Der Axel Springer Verlag sucht nach einem Kooperationspartner für sein Tiefdruckgeschäft. "Wir führen wie die anderen Wettbewerber auch Sondierungsgepräche über Kooperationsmöglichkeiten für unsere Tiefdruckereien", bestätigte eine Sprecherin von Europas größtem Zeitungskonzern ("Bild", "Welt") am Dienstag einen Bericht des "Handelsblatt".

Vor allem beim Einkauf von Papier und bei der Akquise neuer Kunden würde sich eine Zusammenarbeit lohnen und Kosten sparen. Spekulationen, Springer wolle sich ganz vom Tiefdruckgeschäft trennen, wies die Sprecherin allerdings zurück: "Ein Verkauf steht überhaupt nicht zur Diskussion."

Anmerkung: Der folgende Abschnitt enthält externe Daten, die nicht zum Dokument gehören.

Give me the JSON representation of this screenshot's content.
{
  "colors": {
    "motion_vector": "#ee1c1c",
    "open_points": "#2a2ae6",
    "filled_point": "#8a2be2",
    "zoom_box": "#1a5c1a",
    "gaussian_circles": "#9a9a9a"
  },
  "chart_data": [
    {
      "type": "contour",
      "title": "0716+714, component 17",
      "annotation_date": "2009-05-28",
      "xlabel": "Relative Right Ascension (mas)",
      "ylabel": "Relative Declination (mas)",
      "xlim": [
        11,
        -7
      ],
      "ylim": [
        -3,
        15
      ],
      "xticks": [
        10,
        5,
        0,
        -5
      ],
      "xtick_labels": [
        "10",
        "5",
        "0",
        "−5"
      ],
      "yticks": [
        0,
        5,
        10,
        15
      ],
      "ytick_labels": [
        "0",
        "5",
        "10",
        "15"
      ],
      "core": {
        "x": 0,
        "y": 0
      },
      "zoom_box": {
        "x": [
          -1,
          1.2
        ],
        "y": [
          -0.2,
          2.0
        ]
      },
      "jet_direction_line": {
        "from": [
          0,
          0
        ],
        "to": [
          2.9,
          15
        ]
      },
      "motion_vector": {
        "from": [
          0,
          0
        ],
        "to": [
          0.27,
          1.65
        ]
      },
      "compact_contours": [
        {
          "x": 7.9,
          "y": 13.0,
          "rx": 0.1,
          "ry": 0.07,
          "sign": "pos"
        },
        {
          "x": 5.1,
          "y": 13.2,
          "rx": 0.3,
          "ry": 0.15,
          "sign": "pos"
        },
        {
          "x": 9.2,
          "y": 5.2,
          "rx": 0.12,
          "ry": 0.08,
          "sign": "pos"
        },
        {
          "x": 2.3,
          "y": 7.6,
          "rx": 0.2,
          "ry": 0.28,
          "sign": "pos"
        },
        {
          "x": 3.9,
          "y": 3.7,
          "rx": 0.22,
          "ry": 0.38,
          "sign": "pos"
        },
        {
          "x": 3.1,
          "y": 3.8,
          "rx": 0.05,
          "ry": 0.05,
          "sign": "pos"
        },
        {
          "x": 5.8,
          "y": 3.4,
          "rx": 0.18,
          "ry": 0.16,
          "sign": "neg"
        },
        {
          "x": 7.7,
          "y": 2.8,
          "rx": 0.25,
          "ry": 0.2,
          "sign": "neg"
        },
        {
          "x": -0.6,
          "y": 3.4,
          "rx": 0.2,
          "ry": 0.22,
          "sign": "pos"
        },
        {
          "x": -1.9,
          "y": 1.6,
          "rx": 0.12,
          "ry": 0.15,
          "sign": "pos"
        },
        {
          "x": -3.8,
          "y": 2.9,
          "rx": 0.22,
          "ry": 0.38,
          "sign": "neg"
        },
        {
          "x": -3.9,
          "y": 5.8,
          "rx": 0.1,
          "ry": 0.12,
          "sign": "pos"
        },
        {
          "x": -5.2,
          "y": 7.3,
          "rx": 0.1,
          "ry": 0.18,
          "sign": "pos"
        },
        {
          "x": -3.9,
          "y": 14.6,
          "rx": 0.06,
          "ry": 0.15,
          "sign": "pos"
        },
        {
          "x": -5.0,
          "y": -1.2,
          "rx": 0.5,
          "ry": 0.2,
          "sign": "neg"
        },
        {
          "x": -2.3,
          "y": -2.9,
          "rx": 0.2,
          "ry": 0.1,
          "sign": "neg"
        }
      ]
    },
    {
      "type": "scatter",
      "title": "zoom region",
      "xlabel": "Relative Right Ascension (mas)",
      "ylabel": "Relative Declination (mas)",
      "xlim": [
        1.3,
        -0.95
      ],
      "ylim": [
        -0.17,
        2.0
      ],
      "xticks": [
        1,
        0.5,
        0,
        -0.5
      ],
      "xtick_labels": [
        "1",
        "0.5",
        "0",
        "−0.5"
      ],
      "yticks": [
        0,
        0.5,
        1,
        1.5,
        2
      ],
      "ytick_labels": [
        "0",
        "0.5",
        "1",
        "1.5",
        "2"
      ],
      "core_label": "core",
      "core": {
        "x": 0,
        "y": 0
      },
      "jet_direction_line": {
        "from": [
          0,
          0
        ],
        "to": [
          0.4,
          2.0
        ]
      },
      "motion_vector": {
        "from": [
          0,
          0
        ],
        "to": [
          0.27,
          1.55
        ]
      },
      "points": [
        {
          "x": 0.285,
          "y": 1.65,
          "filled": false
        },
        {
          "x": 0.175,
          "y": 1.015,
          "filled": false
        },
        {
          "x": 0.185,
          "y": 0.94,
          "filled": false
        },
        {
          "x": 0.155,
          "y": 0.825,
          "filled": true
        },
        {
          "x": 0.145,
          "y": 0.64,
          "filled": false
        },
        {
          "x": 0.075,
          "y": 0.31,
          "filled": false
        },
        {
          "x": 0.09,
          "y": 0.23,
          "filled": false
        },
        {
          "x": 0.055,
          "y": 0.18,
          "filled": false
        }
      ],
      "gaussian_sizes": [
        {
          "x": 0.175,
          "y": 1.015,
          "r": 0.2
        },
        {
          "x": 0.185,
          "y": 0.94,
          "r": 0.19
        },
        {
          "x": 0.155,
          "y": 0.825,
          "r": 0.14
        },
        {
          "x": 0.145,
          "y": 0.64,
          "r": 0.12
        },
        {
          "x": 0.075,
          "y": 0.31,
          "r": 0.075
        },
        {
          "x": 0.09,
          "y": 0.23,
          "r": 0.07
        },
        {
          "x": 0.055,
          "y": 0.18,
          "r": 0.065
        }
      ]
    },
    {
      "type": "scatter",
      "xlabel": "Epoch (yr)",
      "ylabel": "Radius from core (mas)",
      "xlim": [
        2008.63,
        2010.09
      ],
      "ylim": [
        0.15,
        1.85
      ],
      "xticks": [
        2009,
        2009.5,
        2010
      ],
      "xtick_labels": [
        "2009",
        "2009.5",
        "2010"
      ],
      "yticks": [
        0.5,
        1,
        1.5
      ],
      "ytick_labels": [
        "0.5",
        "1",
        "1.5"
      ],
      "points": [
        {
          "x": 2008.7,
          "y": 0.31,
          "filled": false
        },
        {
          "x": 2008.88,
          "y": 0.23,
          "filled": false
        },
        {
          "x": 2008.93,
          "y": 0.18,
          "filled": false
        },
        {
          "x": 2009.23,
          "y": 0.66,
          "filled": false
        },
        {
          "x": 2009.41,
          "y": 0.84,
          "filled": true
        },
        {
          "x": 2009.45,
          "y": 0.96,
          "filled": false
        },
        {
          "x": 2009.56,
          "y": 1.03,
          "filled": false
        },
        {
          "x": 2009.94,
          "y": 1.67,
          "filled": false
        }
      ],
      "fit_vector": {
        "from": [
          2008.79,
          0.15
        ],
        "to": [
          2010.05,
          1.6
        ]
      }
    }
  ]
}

Springer betreibt zwei Tiefdruckbetriebe in Ahrensburg und Darmstadt mit rund 1.400 Mitarbeitern. Europäischer Marktführer ist der Bertelsmann-Konzern mit seiner Sparte Arvato. Das "Handelsblatt" berichtete, neben Arvato sei auch die Gruppe Schlott Sebaldus aus Freudenstadt als Kooperationspartner für Springer im Gespräch. Die Sprecherin des Springer-Verlags wollte diese Namen nicht kommentieren. (APA/Reuters)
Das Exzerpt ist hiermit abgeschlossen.